The result? The city is now offering six-month contracts at $1,500 or 12 months at $2,500 for 10-second spots to run 60 times during an eight-hour period each day. Still, the state statute emphasizes executive session can be held when there is a need for discussion that protects the "competitive position of the business." The business in this case would be the Corn Palace. However, the Corn Palace is unique to the city in being the only large tourist attraction that has rolling TV sponsorships with company logos.
"The board has to be able to discuss what their pricing strategy is on those sponsorships before they come out and act on it publicly," Ellwein said.
After the executive session, the board followed protocol and motioned to approve TV sponsorship rates, as stated on the meeting's agenda.
According to Ellwein, the Corn Palace is different so the executive sessions are necessary.
"It's the only entity we have that needs to do it," Ellwein said.
Recently, while negotiating the entertainment booking fee contracts for the Corn Palace Festival, offers or bids were made in executive sessions.

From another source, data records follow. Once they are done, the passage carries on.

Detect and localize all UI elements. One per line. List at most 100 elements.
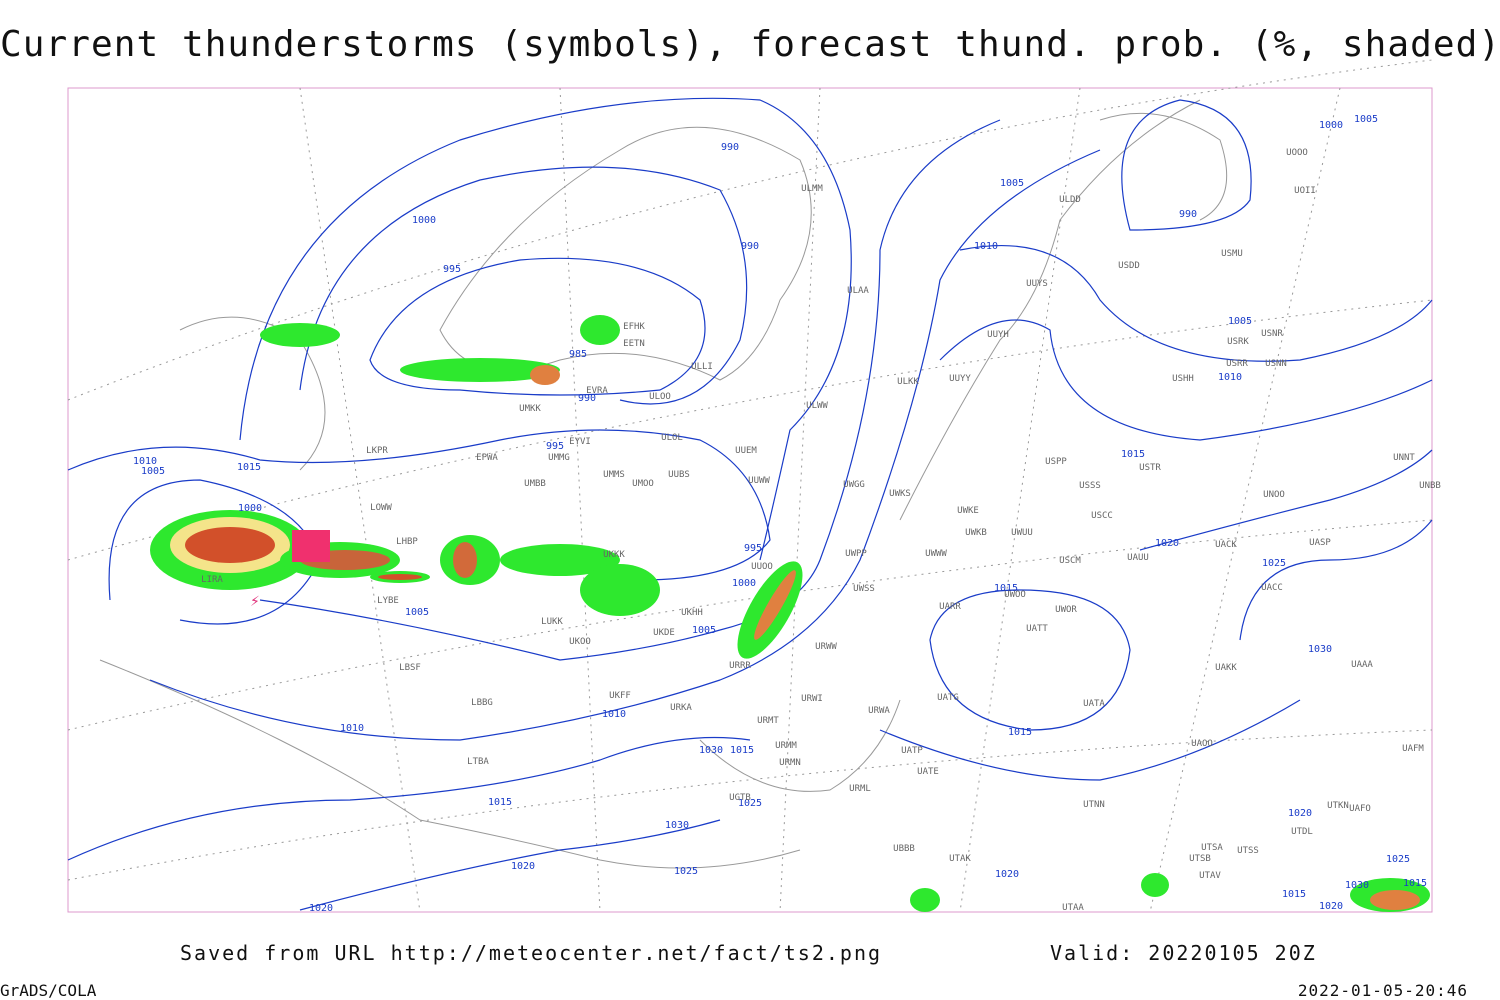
isobar-label: 1030	[665, 820, 689, 831]
station-label: ULMM	[801, 184, 823, 194]
station-label: UATE	[917, 767, 939, 777]
station-label: LKPR	[366, 446, 388, 456]
station-label: UKDE	[653, 628, 675, 638]
isobar-label: 1010	[1218, 372, 1242, 383]
station-label: UATA	[1083, 699, 1105, 709]
map-labels: 9901000995990985990995100599010001005101…	[133, 114, 1441, 914]
isobar-label: 1020	[511, 861, 535, 872]
station-label: UACC	[1261, 583, 1283, 593]
station-label: ULLI	[691, 362, 713, 372]
isobar-label: 1010	[340, 723, 364, 734]
isobar-label: 1005	[1000, 178, 1024, 189]
station-label: UARR	[939, 602, 961, 612]
station-label: UNNT	[1393, 453, 1415, 463]
station-label: USDD	[1118, 261, 1140, 271]
station-label: UTNN	[1083, 800, 1105, 810]
isobar-label: 1020	[1155, 538, 1179, 549]
station-label: UTAA	[1062, 903, 1084, 913]
station-label: UGTB	[729, 793, 751, 803]
isobar-label: 1030	[699, 745, 723, 756]
station-label: LBBG	[471, 698, 493, 708]
isobar-label: 1005	[1354, 114, 1378, 125]
station-label: LUKK	[541, 617, 563, 627]
graticule	[67, 59, 1433, 913]
station-label: EYVI	[569, 437, 591, 447]
station-label: URWA	[868, 706, 890, 716]
station-label: URKA	[670, 703, 692, 713]
isobar-label: 1025	[738, 798, 762, 809]
station-label: UMOO	[632, 479, 654, 489]
source-url: Saved from URL http://meteocenter.net/fa…	[180, 941, 882, 965]
station-label: USHH	[1172, 374, 1194, 384]
station-label: UOOO	[1286, 148, 1308, 158]
station-label: UTSB	[1189, 854, 1211, 864]
isobar-label: 985	[569, 349, 587, 360]
title: Current thunderstorms (symbols), forecas…	[0, 24, 1500, 65]
valid-time: Valid: 20220105 20Z	[1050, 941, 1317, 965]
map: ⚡ 99010009959909859909951005990100010051…	[67, 59, 1441, 914]
station-label: UWPP	[845, 549, 867, 559]
isobar-label: 1010	[602, 709, 626, 720]
station-label: USNR	[1261, 329, 1283, 339]
isobar-label: 1005	[405, 607, 429, 618]
software: GrADS/COLA	[0, 981, 97, 1000]
station-label: UTDL	[1291, 827, 1313, 837]
station-label: UKOO	[569, 637, 591, 647]
isobar-label: 990	[741, 241, 759, 252]
station-label: EVRA	[586, 386, 608, 396]
station-label: UWKB	[965, 528, 987, 538]
station-label: UAUU	[1127, 553, 1149, 563]
station-label: UUYS	[1026, 279, 1048, 289]
isobar-label: 1020	[309, 903, 333, 914]
isobar-label: 1000	[238, 503, 262, 514]
station-label: ULWW	[806, 401, 828, 411]
station-label: UNBB	[1419, 481, 1441, 491]
station-label: ULOO	[649, 392, 671, 402]
isobar-label: 1015	[1282, 889, 1306, 900]
isobar-label: 1015	[237, 462, 261, 473]
station-label: ULDD	[1059, 195, 1081, 205]
station-label: LBSF	[399, 663, 421, 673]
station-label: UATP	[901, 746, 923, 756]
station-label: UUYY	[949, 374, 971, 384]
station-label: UWSS	[853, 584, 875, 594]
station-label: UWKS	[889, 489, 911, 499]
station-label: ULOL	[661, 433, 683, 443]
isobar-label: 1005	[1228, 316, 1252, 327]
isobar-label: 1000	[412, 215, 436, 226]
station-label: EFHK	[623, 322, 645, 332]
station-label: USPP	[1045, 457, 1067, 467]
station-label: UTAV	[1199, 871, 1221, 881]
isobar-label: 1030	[1308, 644, 1332, 655]
isobar-label: 990	[1179, 209, 1197, 220]
isobar-label: 1015	[1403, 878, 1427, 889]
station-label: UAAA	[1351, 660, 1373, 670]
station-label: USNN	[1265, 359, 1287, 369]
station-label: UUWW	[748, 476, 770, 486]
station-label: UOII	[1294, 186, 1316, 196]
station-label: UWKE	[957, 506, 979, 516]
isobar-label: 1005	[692, 625, 716, 636]
station-label: UTKN	[1327, 801, 1349, 811]
isobar-label: 1015	[730, 745, 754, 756]
station-label: UNOO	[1263, 490, 1285, 500]
isobar-label: 995	[546, 441, 564, 452]
isobar-label: 1000	[1319, 120, 1343, 131]
isobars	[67, 97, 1433, 911]
isobar-label: 1015	[1008, 727, 1032, 738]
station-label: UAOO	[1191, 739, 1213, 749]
isobar-label: 995	[744, 543, 762, 554]
station-label: UMKK	[519, 404, 541, 414]
station-label: USRR	[1226, 359, 1248, 369]
isobar-label: 990	[578, 393, 596, 404]
station-label: UTSA	[1201, 843, 1223, 853]
station-label: UMBB	[524, 479, 546, 489]
station-label: UKHH	[681, 608, 703, 618]
station-label: URML	[849, 784, 871, 794]
station-label: UATT	[1026, 624, 1048, 634]
station-label: UMMS	[603, 470, 625, 480]
isobar-label: 1020	[995, 869, 1019, 880]
station-label: LIRA	[201, 575, 223, 585]
station-label: UWOO	[1004, 590, 1026, 600]
isobar-label: 1030	[1345, 880, 1369, 891]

"You can't release some of that information until you have a contract in place," Ellwein said.
Ellwein expressed concern that the city could lose out on bids for entertainers if the discussion was open to the public.

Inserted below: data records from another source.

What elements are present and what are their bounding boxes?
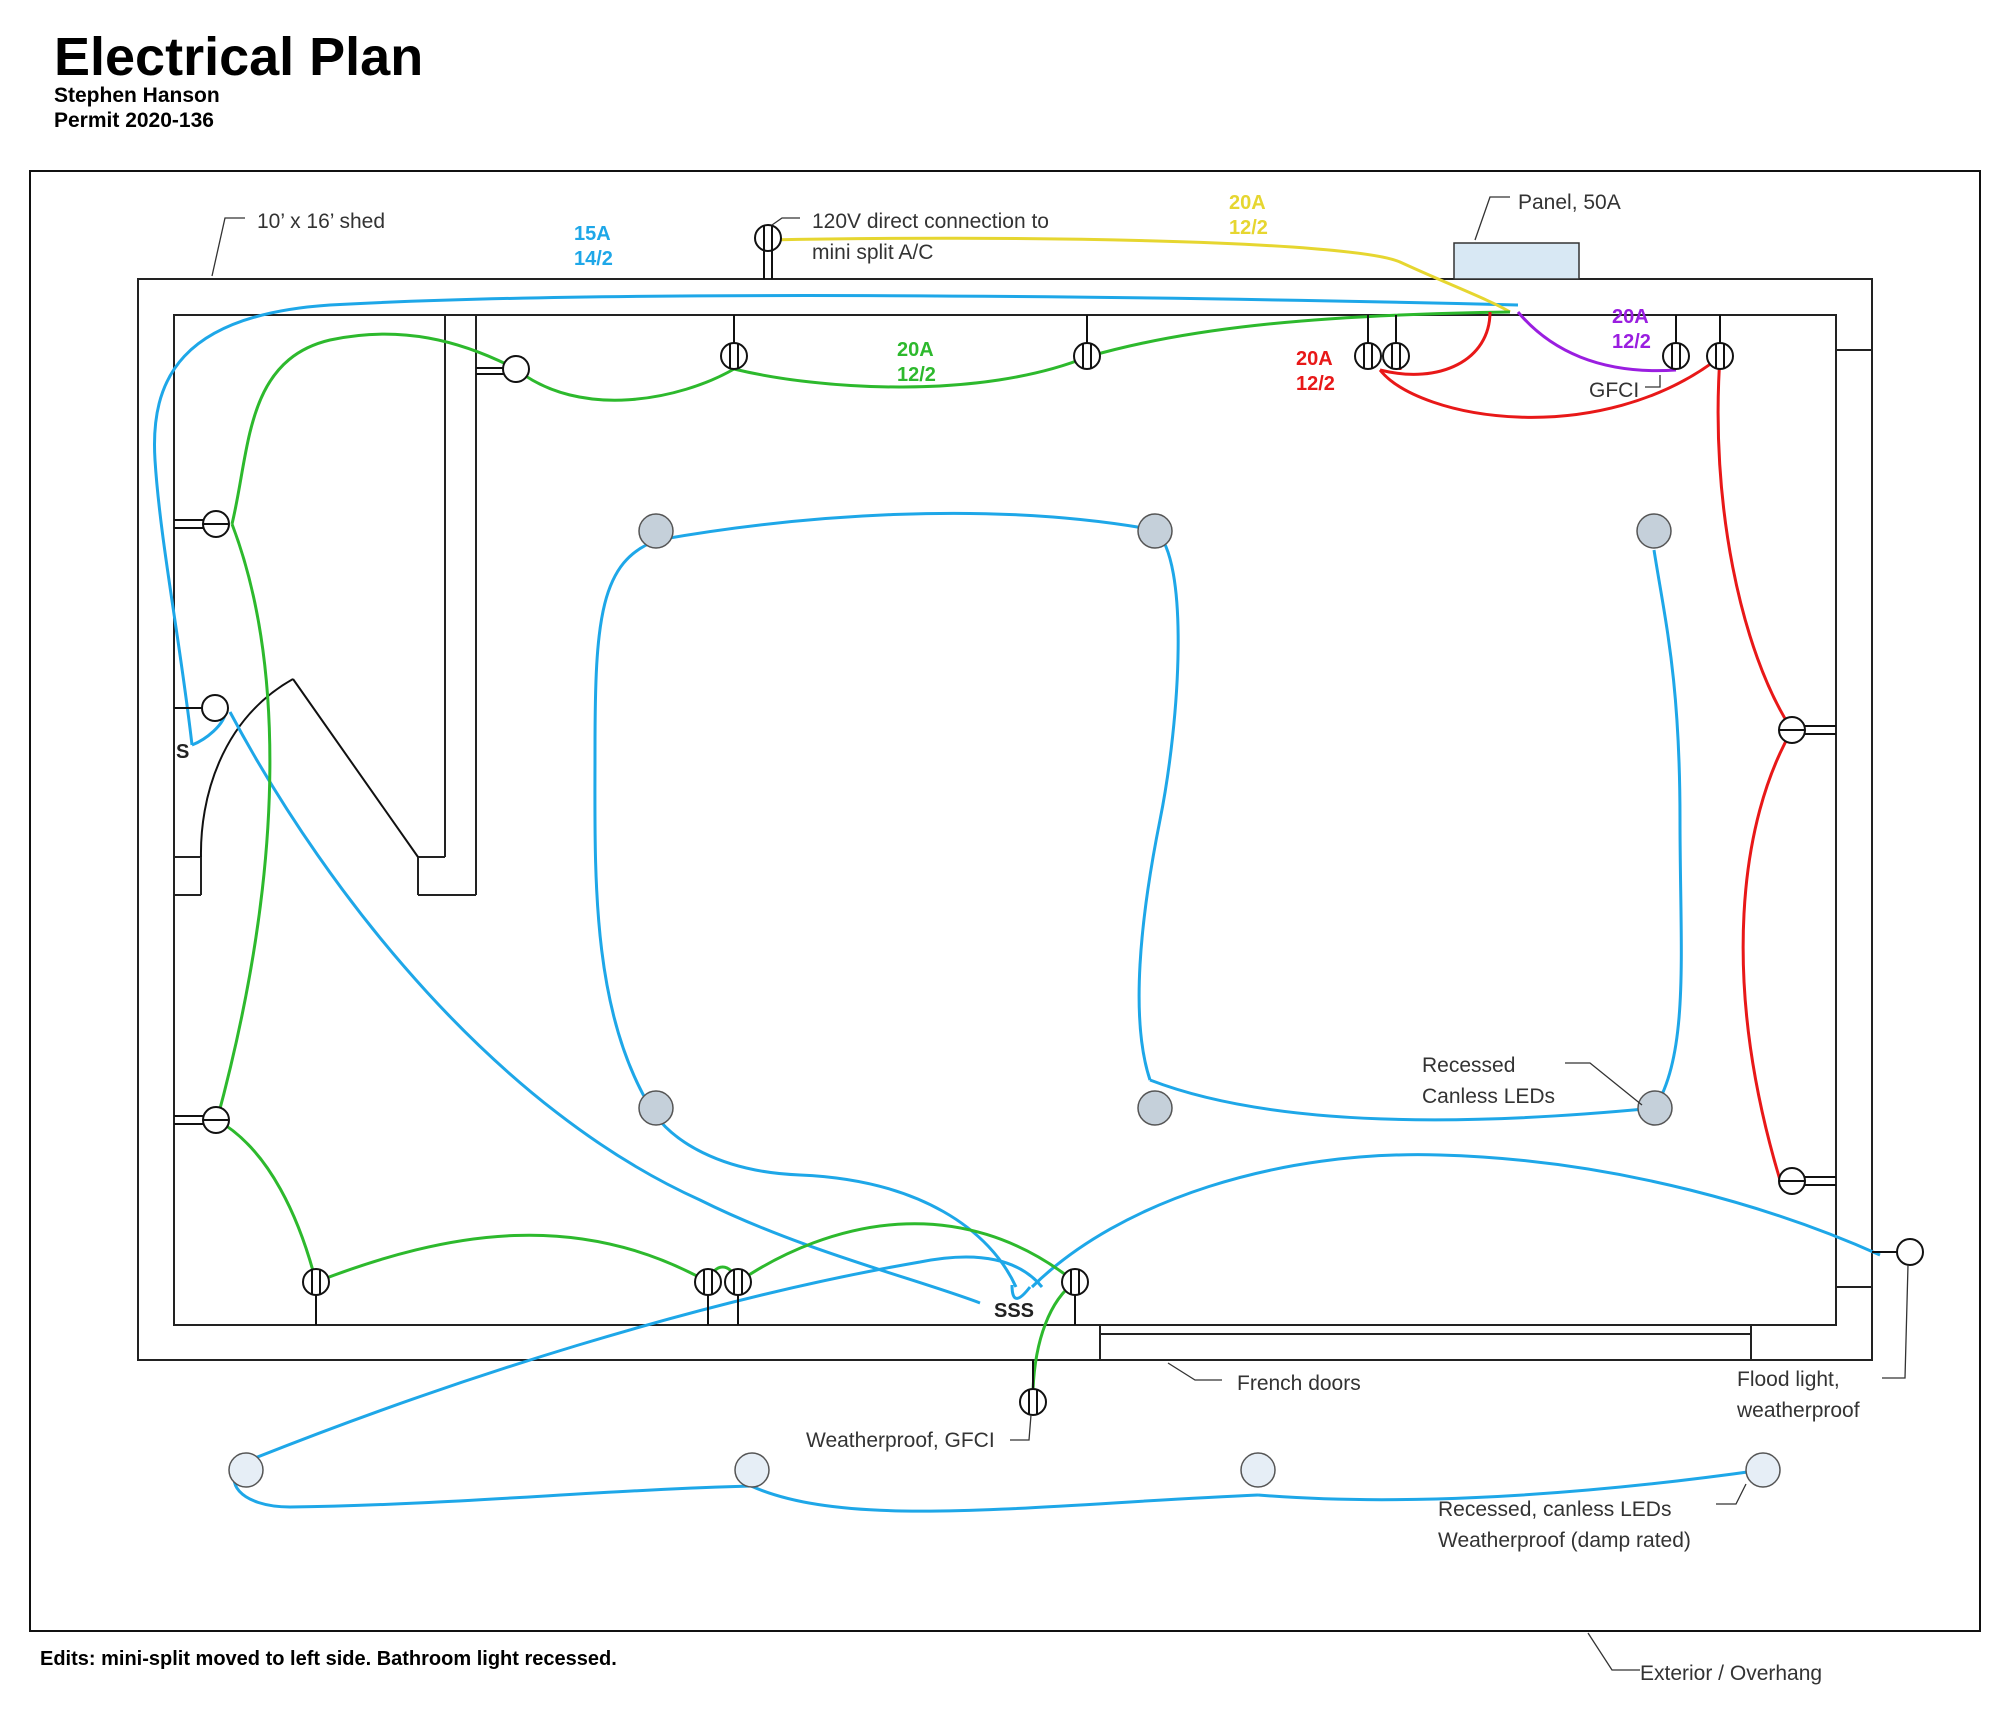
exterior-boundary — [29, 170, 1981, 1632]
french-doors-label: French doors — [1237, 1372, 1361, 1395]
mini-split-connection — [754, 224, 782, 252]
overhang-label: Exterior / Overhang — [1640, 1662, 1822, 1685]
receptacle-outlet — [1706, 342, 1734, 370]
gfci-label: GFCI — [1589, 379, 1639, 402]
panel-label: Panel, 50A — [1518, 191, 1621, 214]
purple-circuit-amps: 20A — [1612, 306, 1649, 328]
green-circuit-amps: 20A — [897, 339, 934, 361]
red-circuit-wire-gauge: 12/2 — [1296, 373, 1335, 395]
red-circuit-amps: 20A — [1296, 348, 1333, 370]
recessed-light — [638, 1090, 674, 1126]
bathroom-door-swing — [199, 678, 419, 858]
flood-label-2: weatherproof — [1736, 1399, 1860, 1422]
flood-light — [1872, 1238, 1924, 1266]
receptacle-outlet — [1382, 342, 1410, 370]
receptacle-outlet — [1061, 1268, 1089, 1296]
recessed-label-1: Recessed — [1422, 1054, 1515, 1077]
exterior-recessed-light — [228, 1452, 264, 1488]
shed-walls — [137, 278, 1873, 1361]
yellow-circuit-wire-gauge: 12/2 — [1229, 217, 1268, 239]
ext-recessed-label-1: Recessed, canless LEDs — [1438, 1498, 1671, 1521]
yellow-circuit-wire — [767, 236, 1511, 314]
shed-label: 10’ x 16’ shed — [257, 210, 385, 233]
yellow-circuit-amps: 20A — [1229, 192, 1266, 214]
receptacle-gfci — [1662, 342, 1690, 370]
receptacle-outlet — [502, 355, 530, 383]
electrical-panel — [1453, 242, 1580, 280]
recessed-light — [1637, 1090, 1673, 1126]
receptacles — [174, 224, 1836, 1416]
triple-switch: SSS — [994, 1300, 1034, 1322]
exterior-recessed-lights — [228, 1452, 1781, 1488]
receptacle-outlet — [1073, 342, 1101, 370]
recessed-label-2: Canless LEDs — [1422, 1085, 1555, 1108]
mini-split-label-1: 120V direct connection to — [812, 210, 1049, 233]
flood-label-1: Flood light, — [1737, 1368, 1840, 1391]
blue-circuit-wires — [153, 294, 1881, 1513]
green-circuit-wires — [215, 310, 1511, 1391]
exterior-recessed-light — [1240, 1452, 1276, 1488]
receptacle-weatherproof-gfci — [1019, 1388, 1047, 1416]
blue-circuit-wire-gauge: 14/2 — [574, 248, 613, 270]
ext-recessed-label-2: Weatherproof (damp rated) — [1438, 1529, 1691, 1552]
receptacle-outlet — [1354, 342, 1382, 370]
receptacle-outlet — [694, 1268, 722, 1296]
purple-circuit-wire-gauge: 12/2 — [1612, 331, 1651, 353]
exterior-recessed-light — [1745, 1452, 1781, 1488]
leader-lines — [211, 196, 1909, 1671]
exterior-recessed-light — [734, 1452, 770, 1488]
mini-split-label-2: mini split A/C — [812, 241, 933, 264]
owner-name: Stephen Hanson — [54, 84, 220, 107]
page-title: Electrical Plan — [54, 27, 424, 87]
purple-circuit-wire — [1516, 311, 1677, 373]
receptacle-outlet — [724, 1268, 752, 1296]
receptacle-outlet — [302, 1268, 330, 1296]
receptacle-outlet — [720, 342, 748, 370]
recessed-light — [1137, 1090, 1173, 1126]
recessed-light — [1636, 513, 1672, 549]
permit-number: Permit 2020-136 — [54, 109, 214, 132]
recessed-light — [1137, 513, 1173, 549]
interior-recessed-lights — [638, 513, 1673, 1126]
recessed-light — [638, 513, 674, 549]
bathroom-light — [174, 694, 229, 722]
bathroom-switch: S — [176, 741, 189, 763]
blue-circuit-amps: 15A — [574, 223, 611, 245]
edits-note: Edits: mini-split moved to left side. Ba… — [40, 1648, 617, 1670]
weatherproof-gfci-label: Weatherproof, GFCI — [806, 1429, 995, 1452]
red-circuit-wires — [1378, 311, 1794, 1181]
green-circuit-wire-gauge: 12/2 — [897, 364, 936, 386]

South Dakota statute states, "any official action concerning the matters pursuant to this section shall be made at an open official meeting." That means while the board has the ability to use executive session, any official action must be voted on publicly.
Upon exiting the executive session, the board can maintain a certain level of anonymity by supplying a line on the agenda to approve an entertainer's contract with Pepper Entertainment, the independent concert promotion company that helps secure festival talent, without expressly stating the name of the entertainer.
Yet, city staff have taken steps to finalize two acts for the 2025 Corn Palace Festival without a follow-up motion to approve steps to enter into a contract. No motion to enter a contract was on the agenda for the February, March and April meetings, which could be considered a violation of state statute. In recent years, no agendas have had a line item to approve contracts for the Corn Palace Festival after an executive session.
On April 4 and April 11, city staff announced festival acts
country music artist Justin Moore
for Thursday, Aug. 21 and
rocker and TV-personality Brett Michaels
for Saturday, Aug. 23.
"We do not have any Friday entertainment announced. The board will continue to have executive sessions at a minimum until that's determined," Ellwein said.